The Flippin' Magician's 7-card Grand Finale

Question

This question is a followup to this question by @ais523, which itself was a followup to this question by @Wen1now.

After touring the globe to accolades when performing his 10-card trick and 8-card trick, the magician noticed that the public's interest had waned, as had his own. Needing something to reinvigorate his act, he returned to an idea he pigeonholed long ago: the 7-card trick. Identifying four face-down cards from a group of seven would be something never before seen.

He took the 0 card from his 8-card deck and tossed it aside. With the cards numbered 1 to 7, he shuffled a while, flipped a bit, and after some time exclaimed "Eureka!" Hurriedly, he grabbed a note card and scribbled down the instructions for his assistant. Then he grabbed another and wrote instructions for himself.

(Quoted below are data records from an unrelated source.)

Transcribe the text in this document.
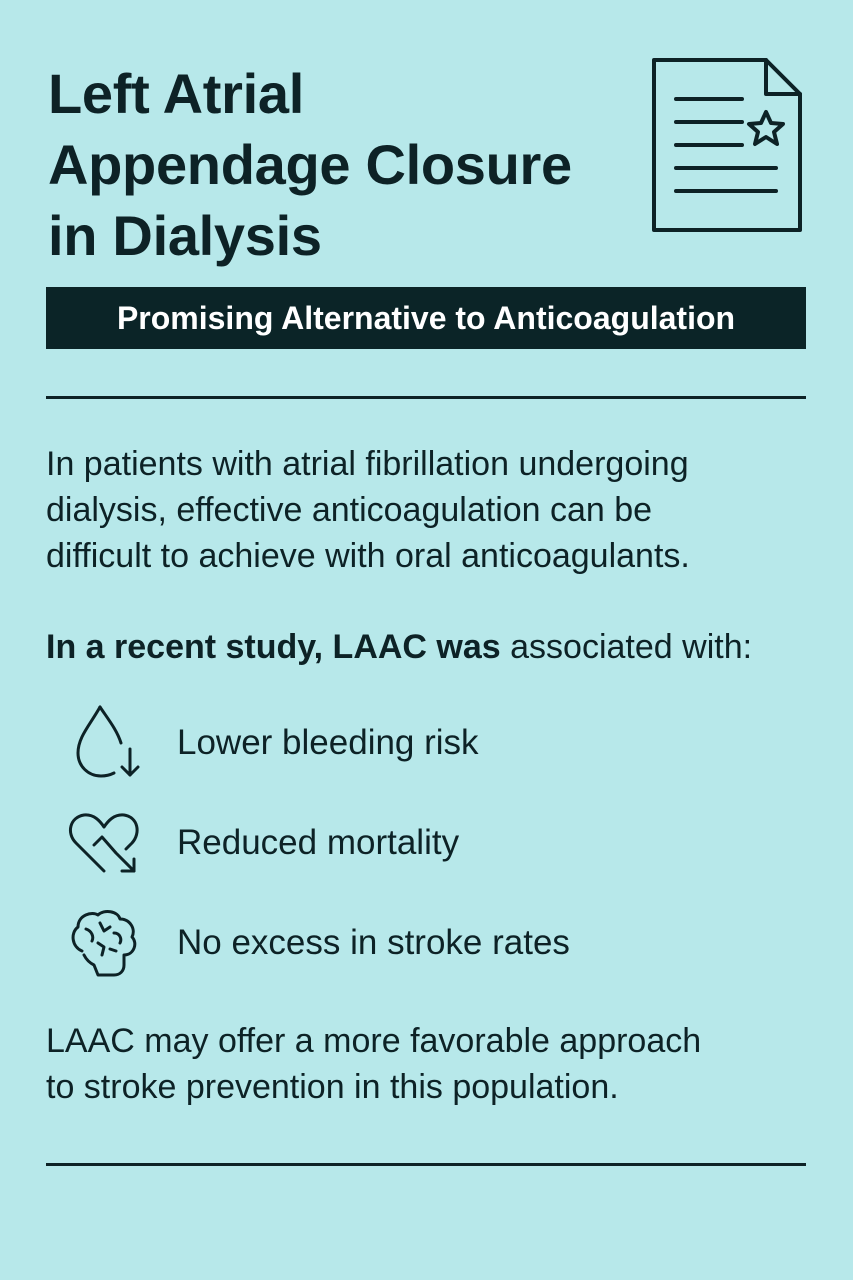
Left Atrial
Appendage Closure
in Dialysis
Promising Alternative to Anticoagulation

In patients with atrial fibrillation undergoing
dialysis, effective anticoagulation can be
difficult to achieve with oral anticoagulants.

In a recent study, LAAC was associated with:

Lower bleeding risk
Reduced mortality
No excess in stroke rates

LAAC may offer a more favorable approach
to stroke prevention in this population.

The trick works in the following way:

• The implements are cards numbered from 1 to 7 and a layout with seven spots where cards are placed.
• At the beginning of the trick the magician leaves and is unable to communicate with anyone.
• A volunteer is selected and places one card, face up, on each layout spot in any desired arrangement.
• The assistant then points to four of the cards that the volunteer flips over in-place on the layout.
• The magician returns from isolation and is able to identify the number on each of the four face-down cards.

This a mathematical trick with no communication or collusion of any kind. The volunteer could place the cards randomly and the trick would still work. If the rest of humankind died while the magician was in isolation, he could still return and identify the values of the face-down cards (to somewhat muted applause).

This succinct description is blatantly stolen from @ais523's question and adapted for this one:

(Here's an equivalent formulation for the mathematicians and computer scientists out there: write a function whose input is a permutation of the list [1, 2, 3, 4, 5, 6, 7], and whose output is equal to the input except that four of the elements are replaced with "?", such that different inputs map to different outputs.)

There's one other restriction that the magician and assistant were working under: they wouldn't be able to take pages of notes with them when performing the trick, so whatever their strategies were, they would have to be simple enough to memorise; listing a separate strategy for each of the 5040 possible inputs isn't a reasonable answer here.

What are the instructions for the assistant and for the magician to perform this trick?

Answer 1

Here is a full implementation based on cycle structure.

A full explanation would be tedious. Instead here is a list of examples covering every single cycle structure. If you need more detail.please comment.

Broad strategy:

Our strategy for keeping the "code" manageable is to first break down "card-arrangement space" (all possible arrangements of the 7 cards not considering their face up/down state) and "codon space" (all possible configurations of three cards i.e. their positions and identities) into groups of "structurally equivalent" specimen.

card arrangements can be grouped in terms of their cycle representation The $7!=5040$ arrangements can then be broken down as (cycle lengths, total count) (7): 720 --- (6): 840 --- (5): 504 --- (5,2): 504 --- (4): 210 --- (4,3): 420 --- (4,2): 630 --- (3): 70 --- (3,3): 280 --- (3,2): 420 --- (3,2,2): 210 --- (2): 21 --- (2,2): 105 --- (2,2,2): 105 --- (): 1

Similarly, codons can be broken down into open groups like (2,4),(4,3) and closed groups like (1,1). Then the $\begin{pmatrix}7\\3\end{pmatrix}\times 7\times 6\times 5=7350$ codons can be grouped into (ox: open group of size x, cx: closed group of size x) (o3,o2): 2520 --- (o2,o2,c1): 1260 --- (o4): 840 --- (o2,o2,o2): 840 --- (o3,c1): 840 --- (o2,c1,c1): 420 --- (o2,c2): 420 --- (c2,c1): 105 --- (c3): 70 --- (c1,c1,c1): 35

To make things more concrete, let us as an example look at the mapping (6) to (o2,o2,o2) There are two ways of breaking up a given six cycle into 3 nonoverlappping cards. To make the association ivertible we use as reference the number after (mod 7) the out-of-cycle number in the cycle and compare the two numbers that sit two cycle-steps before and after it. If the left one is smaller (mod 7 after subtracting the reference number) we use the breakup that has the reference number as a position (example a), otherwise the one that has it as a card id (example b).